Daily Mail

LITERARY FICTION

- by ANTHONY CUMMINS

THE GOLDEN RULE by Amanda Craig (Little, Brown £16.99, 400 pp)

I LOVED the opening to this tonally unpredicta­ble state-of-the-nation novel, which nods to Patricia Highsmith’s Strangers On A Train. Hannah, who once worked in advertisin­g, is struggling to get by as a cleaner in London. Her abusive husband has left for another woman and won’t help support their young daughter. Hannah wishes she could kill him — and on the train to Cornwall, she meets a woman who vows to do just that, as long as Hannah bumps off Jinni’s own husband, too . . .

It’s a cracking start, but the sense grows that this likeable novel ultimately sets itself too great a workload.
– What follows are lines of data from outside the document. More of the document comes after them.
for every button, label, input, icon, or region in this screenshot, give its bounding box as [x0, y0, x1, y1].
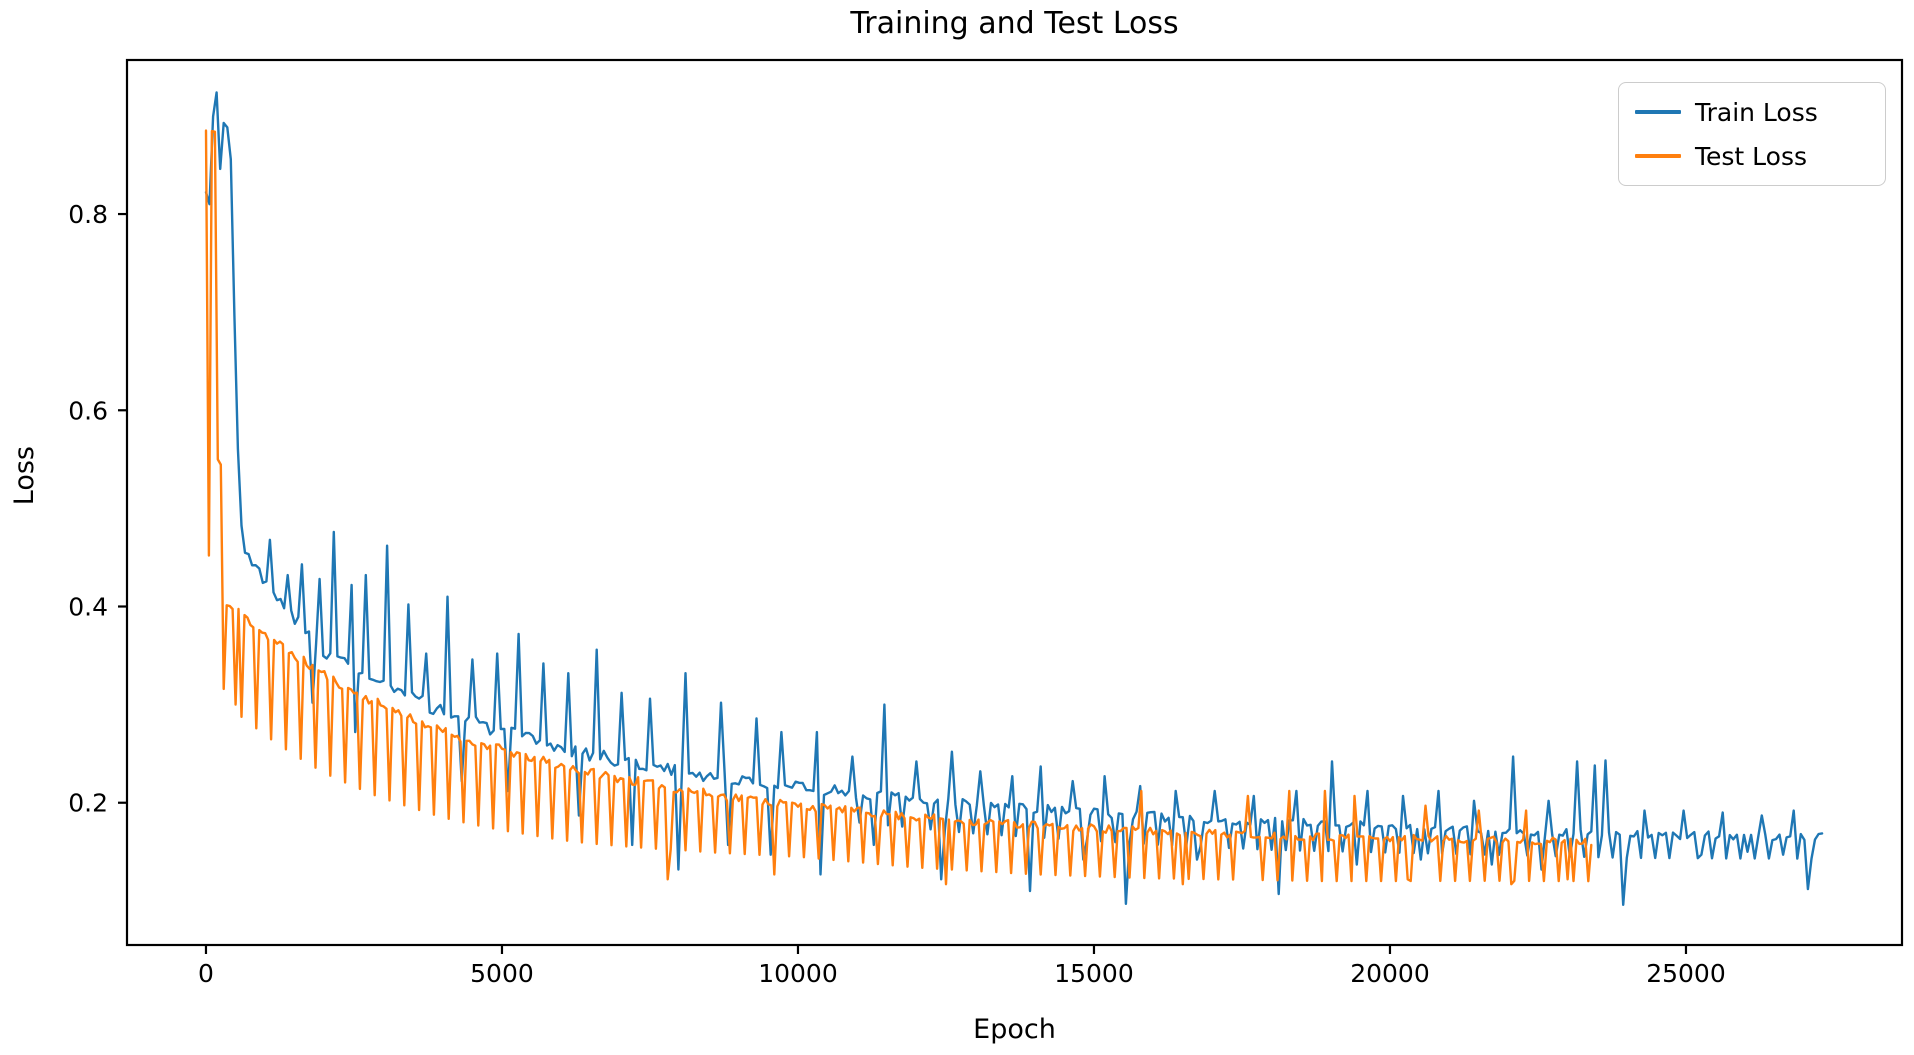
legend-item-train-loss: Train Loss [1635, 95, 1869, 129]
y-axis-label: Loss [8, 446, 40, 506]
x-tick-label: 0 [198, 959, 214, 988]
test-loss-legend-label: Test Loss [1695, 141, 1808, 171]
legend: Train Loss Test Loss [1618, 82, 1886, 186]
test-loss-legend-line [1635, 154, 1681, 158]
x-tick-label: 10000 [758, 959, 838, 988]
legend-item-test-loss: Test Loss [1635, 139, 1869, 173]
axes-spines [125, 58, 1904, 947]
x-tick-label: 20000 [1350, 959, 1430, 988]
x-tick-label: 5000 [470, 959, 534, 988]
x-axis-label: Epoch [973, 1014, 1056, 1045]
x-tick-label: 25000 [1646, 959, 1726, 988]
x-tick-label: 15000 [1054, 959, 1134, 988]
chart-title: Training and Test Loss [850, 6, 1179, 41]
train-loss-legend-label: Train Loss [1695, 97, 1818, 127]
y-tick-label: 0.6 [68, 396, 108, 425]
test-loss-line [204, 129, 1593, 886]
y-tick-label: 0.8 [68, 200, 108, 229]
y-tick-label: 0.4 [68, 593, 108, 622]
train-loss-legend-line [1635, 110, 1681, 114]
y-tick-label: 0.2 [68, 789, 108, 818]
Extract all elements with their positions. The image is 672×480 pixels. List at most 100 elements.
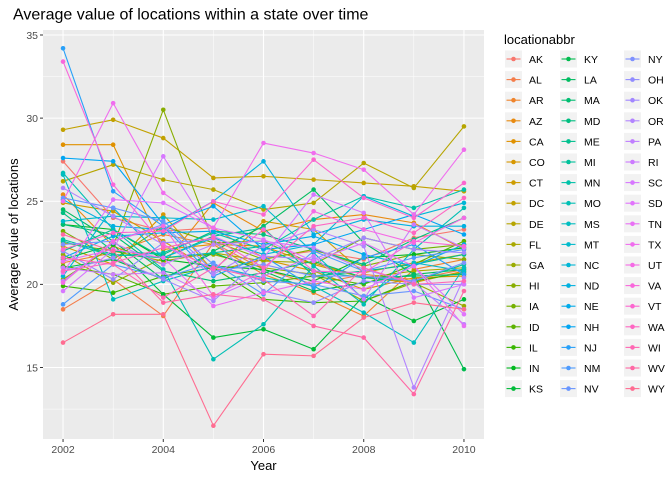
- data-point-vt: [60, 247, 66, 252]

Craig uses the injustice of Hannah’s story to explore class prejudice, male violence and the plight of Generation Rent.

But these political intentions sit awkwardly with the more obviously knockabout aspects of the narrative, not least a fairytale plot centred on a will-they-won’t-they romance between Hannah and the man she agrees to kill.

THE GROUP by Lara Feigel (JM Originals £16.99, 336pp)

FEIGEL’S first novel follows a mainly arts-and-media set of female Oxford graduates approachin­g their 40s, in a modern update of U.S. writer Mary McCarthy’s 1954 novel The Group, about a circle of university friends navigating adulthood and feminism.

Instead of the Great Depression, we’ve got the Brexit transition period, with the stories of Kay, Polly, Helena et al told by Stella, a book editor secretly writing about them all.

Amid the tangle of work and motherhood, they privately weigh up each other’s choices, as various rivalries and dalliances sprout up against a backdrop of shifting sexual mores in the wake of #MeToo. Probing how far it’s possible, or desirable, to live unfettered by external obligation­s, the novel sympatheti­cally bears witness to what one character knowingly calls ‘middle-class problems’.

Meditative, analytical and ever so slightly rambling, it’s coolly done, but perhaps overly sombre: Anna Hope’s recent novel Expectatio­n has a breezier touch with similar material.

THE WEEKEND by Charlotte Wood (W&N £14.99, 288pp)

THIS sharply observed and smartly paced Australian novel follows three women in their 70s, who gather to clear the house of a mutual friend who has recently died.

There’s widowed novelist, Wendy; an out-of-work actress, Adele; and Jude, a former restaurant owner secretly seeing a married businessma­n.

As the novel cuts between their separate trains of thought, there’s a steady crackle of irony from the gap between how the women judge each other and what they actually say.

Buried grudges boil over after Adele seeks to reignite her career by making eyes at a young director. It might all seem a downward gear change from the violent feminist dystopia of Wood’s previous novel, The Natural Way Of Things, but don’t be fooled.

This is a stealthier book: smuggled into its tender but clear-eyed portrait of long-term friendship is a troubling and comfortles­s picture of old age as a loss of dignity that hits the sexes unequally.